TREE directive

Declares one or more tree data structures and initializes each one to have a single node known as its root.


No options


Parameter

IDENTIFIER = identifiers
Identifiers of the trees


Description

BTREE declares and initializes GenStat tree structures. These can be used to represent hierarchical structures like classification trees, identification keys and regression trees. These types of tree can be constructed by special-purpose procedures BCLASSIFICATION, BKEY and BREGRESSION, respectively, and displayed by procedures BGRAPH and BPRINT. Most users will use only these special-purpose procedures, and will not need to operate on trees directly, nor to be aware of how they are formed, stored or manipulated. The procedures, however, are based on a suite of directives, functions and procedures summarized below, which provide the tool kit not only for the officially-supported tree facilities but also for user enhancements and extensions.

   The tree structure is like a real tree, which starts from a root and then splits into branches, except that it is usually viewed as growing downwards instead of upwards. The branch-points in the tree are known as nodes, with the initial node being called the root (as in a real tree). There is also a node at the end of each branch, known as its terminal node. In GenStat a tree is similar to a pointer, with an element for each node. These elements are the identifiers of data structures which can be used to store information about the nodes. Usually the data structures will be pointers, so that several pieces of information can be stored for each node, but the precise contents depend on the type of tree (see, for example, procedures BCLASSIFICATION, BKEY and BREGRESSION).

   Each node thus has a number, corresponding to the index of its element in the tree. The root is always numbered one, and this is the only node that the tree contains when it is declared by TREE. Further nodes can be added by the BGROW or BJOIN directives, which form branches from a terminal node or join another tree to a terminal node, respectively. The converse process of cutting a tree at a defined node and discarding the nodes and information below it is provided by the BCUT directive.

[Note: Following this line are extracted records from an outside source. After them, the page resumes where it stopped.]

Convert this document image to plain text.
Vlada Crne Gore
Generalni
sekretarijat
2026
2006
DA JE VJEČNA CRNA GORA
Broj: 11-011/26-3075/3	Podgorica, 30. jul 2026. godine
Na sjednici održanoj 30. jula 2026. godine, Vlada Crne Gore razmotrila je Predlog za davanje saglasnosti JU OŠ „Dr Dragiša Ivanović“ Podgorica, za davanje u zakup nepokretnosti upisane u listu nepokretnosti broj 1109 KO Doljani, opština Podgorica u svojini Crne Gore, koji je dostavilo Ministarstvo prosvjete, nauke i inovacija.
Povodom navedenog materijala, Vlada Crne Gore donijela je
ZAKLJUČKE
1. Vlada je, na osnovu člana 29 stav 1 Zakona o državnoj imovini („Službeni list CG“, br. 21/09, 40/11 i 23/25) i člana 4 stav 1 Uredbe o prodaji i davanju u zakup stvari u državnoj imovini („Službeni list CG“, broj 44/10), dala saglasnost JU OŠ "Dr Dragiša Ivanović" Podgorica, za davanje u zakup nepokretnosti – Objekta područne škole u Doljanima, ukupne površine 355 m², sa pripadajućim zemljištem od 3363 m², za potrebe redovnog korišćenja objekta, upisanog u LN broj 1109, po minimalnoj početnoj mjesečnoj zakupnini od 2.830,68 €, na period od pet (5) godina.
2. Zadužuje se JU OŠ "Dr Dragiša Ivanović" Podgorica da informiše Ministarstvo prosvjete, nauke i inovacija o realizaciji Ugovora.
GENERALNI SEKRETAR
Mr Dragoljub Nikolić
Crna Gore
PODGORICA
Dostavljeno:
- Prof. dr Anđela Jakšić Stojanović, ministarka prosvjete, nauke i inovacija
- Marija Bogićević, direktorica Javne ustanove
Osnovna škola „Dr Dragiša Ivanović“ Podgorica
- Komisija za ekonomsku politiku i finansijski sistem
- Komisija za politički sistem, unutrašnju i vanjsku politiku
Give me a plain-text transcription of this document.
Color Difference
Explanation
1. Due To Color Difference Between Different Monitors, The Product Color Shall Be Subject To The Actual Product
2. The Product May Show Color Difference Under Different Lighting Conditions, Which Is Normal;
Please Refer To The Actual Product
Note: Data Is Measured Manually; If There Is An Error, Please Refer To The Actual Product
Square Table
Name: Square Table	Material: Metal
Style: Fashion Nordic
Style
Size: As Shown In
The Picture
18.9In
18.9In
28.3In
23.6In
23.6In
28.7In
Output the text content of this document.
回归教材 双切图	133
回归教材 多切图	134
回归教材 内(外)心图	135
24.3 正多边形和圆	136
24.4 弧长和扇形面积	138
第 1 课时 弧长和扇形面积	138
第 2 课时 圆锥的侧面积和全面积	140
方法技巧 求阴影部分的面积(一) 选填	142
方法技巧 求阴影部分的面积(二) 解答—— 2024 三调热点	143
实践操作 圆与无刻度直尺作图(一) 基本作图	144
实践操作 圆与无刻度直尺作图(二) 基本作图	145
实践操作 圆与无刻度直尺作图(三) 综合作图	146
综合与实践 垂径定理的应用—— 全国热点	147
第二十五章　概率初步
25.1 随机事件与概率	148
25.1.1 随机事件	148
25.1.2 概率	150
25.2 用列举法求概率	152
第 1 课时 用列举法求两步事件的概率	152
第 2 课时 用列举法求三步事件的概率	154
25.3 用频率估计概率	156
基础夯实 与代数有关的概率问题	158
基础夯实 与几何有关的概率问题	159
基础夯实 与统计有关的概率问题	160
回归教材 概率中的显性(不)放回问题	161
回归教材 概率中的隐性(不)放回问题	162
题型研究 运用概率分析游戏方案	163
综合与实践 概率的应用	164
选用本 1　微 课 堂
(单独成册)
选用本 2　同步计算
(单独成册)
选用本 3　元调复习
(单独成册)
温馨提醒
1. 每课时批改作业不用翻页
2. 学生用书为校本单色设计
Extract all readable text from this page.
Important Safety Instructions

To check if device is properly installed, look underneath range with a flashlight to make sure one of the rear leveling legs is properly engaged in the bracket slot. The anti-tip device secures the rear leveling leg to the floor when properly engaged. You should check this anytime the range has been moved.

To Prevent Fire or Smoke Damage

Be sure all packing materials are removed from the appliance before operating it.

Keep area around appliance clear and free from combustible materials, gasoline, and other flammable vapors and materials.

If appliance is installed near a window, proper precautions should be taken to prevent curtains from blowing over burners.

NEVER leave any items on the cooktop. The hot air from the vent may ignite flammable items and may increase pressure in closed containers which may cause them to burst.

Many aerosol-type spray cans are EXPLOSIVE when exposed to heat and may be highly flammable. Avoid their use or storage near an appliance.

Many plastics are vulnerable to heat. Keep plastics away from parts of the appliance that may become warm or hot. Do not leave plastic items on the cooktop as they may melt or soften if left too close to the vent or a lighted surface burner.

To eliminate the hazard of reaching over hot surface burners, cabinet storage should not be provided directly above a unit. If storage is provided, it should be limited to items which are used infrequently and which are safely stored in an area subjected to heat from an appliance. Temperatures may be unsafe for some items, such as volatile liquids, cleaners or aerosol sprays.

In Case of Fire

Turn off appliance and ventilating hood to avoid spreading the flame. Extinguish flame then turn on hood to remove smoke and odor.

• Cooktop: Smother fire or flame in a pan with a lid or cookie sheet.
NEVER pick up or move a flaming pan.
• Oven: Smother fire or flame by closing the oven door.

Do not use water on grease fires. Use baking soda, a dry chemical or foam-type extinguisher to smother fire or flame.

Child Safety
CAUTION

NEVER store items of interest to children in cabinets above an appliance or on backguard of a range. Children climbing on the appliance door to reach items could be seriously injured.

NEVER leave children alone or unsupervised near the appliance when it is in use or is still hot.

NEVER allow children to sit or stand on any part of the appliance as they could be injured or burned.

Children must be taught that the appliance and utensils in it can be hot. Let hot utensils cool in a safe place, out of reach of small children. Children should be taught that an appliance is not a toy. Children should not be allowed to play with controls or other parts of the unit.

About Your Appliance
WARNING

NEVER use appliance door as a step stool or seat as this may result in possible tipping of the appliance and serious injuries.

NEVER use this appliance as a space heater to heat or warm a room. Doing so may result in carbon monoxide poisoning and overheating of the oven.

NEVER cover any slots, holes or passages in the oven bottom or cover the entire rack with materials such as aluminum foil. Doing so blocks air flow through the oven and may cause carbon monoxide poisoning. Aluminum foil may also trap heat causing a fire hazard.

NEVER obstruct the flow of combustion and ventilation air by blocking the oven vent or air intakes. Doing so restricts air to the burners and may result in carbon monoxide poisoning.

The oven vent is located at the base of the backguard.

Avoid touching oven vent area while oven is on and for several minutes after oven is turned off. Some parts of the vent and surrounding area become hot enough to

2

   The numbers of the subsequent nodes can be obtained from the functions that are provided to navigate around a tree:

    BNEXT
provides the numbers of the nodes below a node;

    BPREVIOUS
provides the number of the node immediately above a node;

    BTERMINAL
finds the next terminal node after a node;

    BSCAN
finds the number of the node immediately after a node in a standard branch-by-branch order that visits each node once.

Other useful functions include:

    BNBRANCHES
provides the number of branches below a node;

    BDEPTH
calculates the depth of a node (taking the root as being at depth 1);

    BPATH
provides a variate containing the numbers of the nodes on the branch to a node;

    BBRANCHES
provides a variate containing the numbers of the branches taken on the path to a node;

    BBELOW
provides a variate containing numbers of all the nodes or all the terminal nodes below a node;

    BNNODES
provides the number of nodes in a tree;

    BMAXNODE
provides the maximum node number in a tree.

   There are also several utility procedures, which are used by the special-purpose tree procedures.

    BCONSTRUCT
constructs a tree (using subsidiary procedure BSELECT, which is customized according to the type of tree).

    BGRAPH
plots a tree.

    BPRINT
displays a tree.

    BPRUNE
prunes a tree using minimal cost complexity (assuming that "accuracy" values have been stored at each node of the tree, which can be done using customized procedure BVALUES).

New tree-based analyses can thus be added by writing a main procedure (like BCLASSIFICATION, BREGRESSION etc), and defining appropriate versions of BSELECT.

 

Options: none.

Parameter: IDENTIFIER.